Gajin Fujita at LA Louver

Loyal, 2010

Much of the buzz around Gajin Fujita these past eleven years (his first solo show was in Vegas in 1999, with an LA opening shortly after in 2002) has been gleeful gambling about whether this new-comer was burning too brightly to last. With his excessively desirable East-West mash-ups of erotic imagery overlaid with the graffiti street aesthetic and backed with a prodigious technical skill and bravado, Fujita excited more slavering than a Kogi truck kimchi quesadilla. His first show in Los Angeles in five years does not disappoint.

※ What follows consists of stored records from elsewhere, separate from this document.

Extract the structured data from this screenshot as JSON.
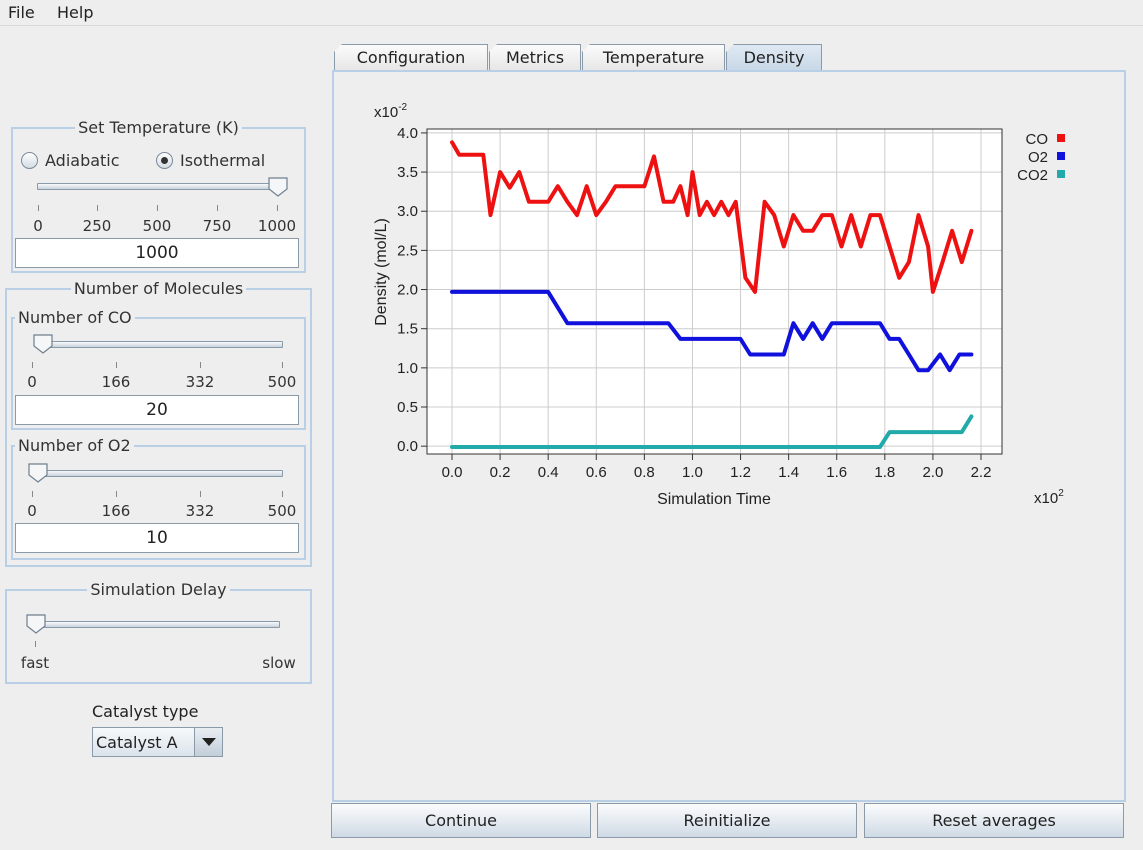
{
  "menu": {
    "file": "File",
    "help": "Help"
  },
  "temperature": {
    "title": "Set Temperature (K)",
    "adiabatic": "Adiabatic",
    "isothermal": "Isothermal",
    "selected": "Isothermal",
    "ticks": [
      "0",
      "250",
      "500",
      "750",
      "1000"
    ],
    "value": "1000"
  },
  "molecules": {
    "title": "Number of Molecules",
    "co": {
      "title": "Number of CO",
      "ticks": [
        "0",
        "166",
        "332",
        "500"
      ],
      "value": "20"
    },
    "o2": {
      "title": "Number of O2",
      "ticks": [
        "0",
        "166",
        "332",
        "500"
      ],
      "value": "10"
    }
  },
  "delay": {
    "title": "Simulation Delay",
    "fast": "fast",
    "slow": "slow"
  },
  "catalyst": {
    "label": "Catalyst type",
    "value": "Catalyst A"
  },
  "tabs": [
    "Configuration",
    "Metrics",
    "Temperature",
    "Density"
  ],
  "active_tab": "Density",
  "buttons": {
    "continue": "Continue",
    "reinitialize": "Reinitialize",
    "reset": "Reset averages"
  },
  "colors": {
    "CO": "#ee1111",
    "O2": "#1111dd",
    "CO2": "#22aaaa",
    "panel_border": "#b8cfe5"
  },
  "chart_data": {
    "type": "line",
    "xlabel": "Simulation Time",
    "ylabel": "Density (mol/L)",
    "x_exponent": "x10",
    "x_exponent_power": "2",
    "y_exponent": "x10",
    "y_exponent_power": "-2",
    "xlim": [
      0,
      2.2
    ],
    "ylim": [
      -0.1,
      4.05
    ],
    "x_ticks": [
      "0.0",
      "0.2",
      "0.4",
      "0.6",
      "0.8",
      "1.0",
      "1.2",
      "1.4",
      "1.6",
      "1.8",
      "2.0",
      "2.2"
    ],
    "y_ticks": [
      "0.0",
      "0.5",
      "1.0",
      "1.5",
      "2.0",
      "2.5",
      "3.0",
      "3.5",
      "4.0"
    ],
    "legend_position": "right",
    "grid": true,
    "series": [
      {
        "name": "CO",
        "points": [
          [
            0.0,
            3.88
          ],
          [
            0.03,
            3.72
          ],
          [
            0.05,
            3.72
          ],
          [
            0.08,
            3.72
          ],
          [
            0.1,
            3.72
          ],
          [
            0.13,
            3.72
          ],
          [
            0.16,
            2.95
          ],
          [
            0.2,
            3.5
          ],
          [
            0.24,
            3.3
          ],
          [
            0.28,
            3.5
          ],
          [
            0.32,
            3.12
          ],
          [
            0.36,
            3.12
          ],
          [
            0.4,
            3.12
          ],
          [
            0.44,
            3.32
          ],
          [
            0.48,
            3.12
          ],
          [
            0.52,
            2.95
          ],
          [
            0.56,
            3.32
          ],
          [
            0.6,
            2.95
          ],
          [
            0.64,
            3.12
          ],
          [
            0.68,
            3.32
          ],
          [
            0.72,
            3.32
          ],
          [
            0.76,
            3.32
          ],
          [
            0.8,
            3.32
          ],
          [
            0.84,
            3.7
          ],
          [
            0.88,
            3.12
          ],
          [
            0.92,
            3.12
          ],
          [
            0.95,
            3.32
          ],
          [
            0.98,
            2.95
          ],
          [
            1.0,
            3.5
          ],
          [
            1.03,
            2.95
          ],
          [
            1.06,
            3.12
          ],
          [
            1.09,
            2.95
          ],
          [
            1.12,
            3.12
          ],
          [
            1.15,
            2.95
          ],
          [
            1.18,
            3.12
          ],
          [
            1.22,
            2.15
          ],
          [
            1.26,
            1.97
          ],
          [
            1.3,
            3.12
          ],
          [
            1.34,
            2.95
          ],
          [
            1.38,
            2.55
          ],
          [
            1.42,
            2.95
          ],
          [
            1.46,
            2.75
          ],
          [
            1.5,
            2.75
          ],
          [
            1.54,
            2.95
          ],
          [
            1.58,
            2.95
          ],
          [
            1.62,
            2.55
          ],
          [
            1.66,
            2.95
          ],
          [
            1.7,
            2.55
          ],
          [
            1.74,
            2.95
          ],
          [
            1.78,
            2.95
          ],
          [
            1.82,
            2.55
          ],
          [
            1.86,
            2.15
          ],
          [
            1.9,
            2.35
          ],
          [
            1.94,
            2.95
          ],
          [
            1.98,
            2.55
          ],
          [
            2.0,
            1.97
          ],
          [
            2.04,
            2.35
          ],
          [
            2.08,
            2.75
          ],
          [
            2.12,
            2.35
          ],
          [
            2.16,
            2.75
          ]
        ]
      },
      {
        "name": "O2",
        "points": [
          [
            0.0,
            1.97
          ],
          [
            0.4,
            1.97
          ],
          [
            0.48,
            1.57
          ],
          [
            0.9,
            1.57
          ],
          [
            0.95,
            1.37
          ],
          [
            1.2,
            1.37
          ],
          [
            1.24,
            1.17
          ],
          [
            1.38,
            1.17
          ],
          [
            1.42,
            1.57
          ],
          [
            1.46,
            1.37
          ],
          [
            1.5,
            1.57
          ],
          [
            1.54,
            1.37
          ],
          [
            1.58,
            1.57
          ],
          [
            1.78,
            1.57
          ],
          [
            1.82,
            1.37
          ],
          [
            1.86,
            1.37
          ],
          [
            1.9,
            1.17
          ],
          [
            1.94,
            0.97
          ],
          [
            1.98,
            0.97
          ],
          [
            2.03,
            1.17
          ],
          [
            2.07,
            0.97
          ],
          [
            2.11,
            1.17
          ],
          [
            2.16,
            1.17
          ]
        ]
      },
      {
        "name": "CO2",
        "points": [
          [
            0.0,
            -0.01
          ],
          [
            1.78,
            -0.01
          ],
          [
            1.82,
            0.18
          ],
          [
            1.86,
            0.18
          ],
          [
            2.12,
            0.18
          ],
          [
            2.16,
            0.38
          ]
        ]
      }
    ]
  }
}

As one might have hoped, Fujita has gone beyond facile dabbling of combining glossy decorative screen painting and graffiti to a place where the anger-fueled tagging ethic meets hell-bent samurai warrior and writhing sea serpent. Gone are the static, careful compositions of love-making; in its place are the forceful, messy contortions of struggle. In “High Voltage,” the dragon nearly thrashes off the panel with stylized blood spurting in at least two spots. The images too, have ripped free from context and float on exuberantly tagged backgrounds (LA Louver, Venice).

High Voltage, 2011

An older work for comparison. The work above is called CA (California), 2006-2007. The sexier ones are often more interesting, but I didn’t want to risk being censored.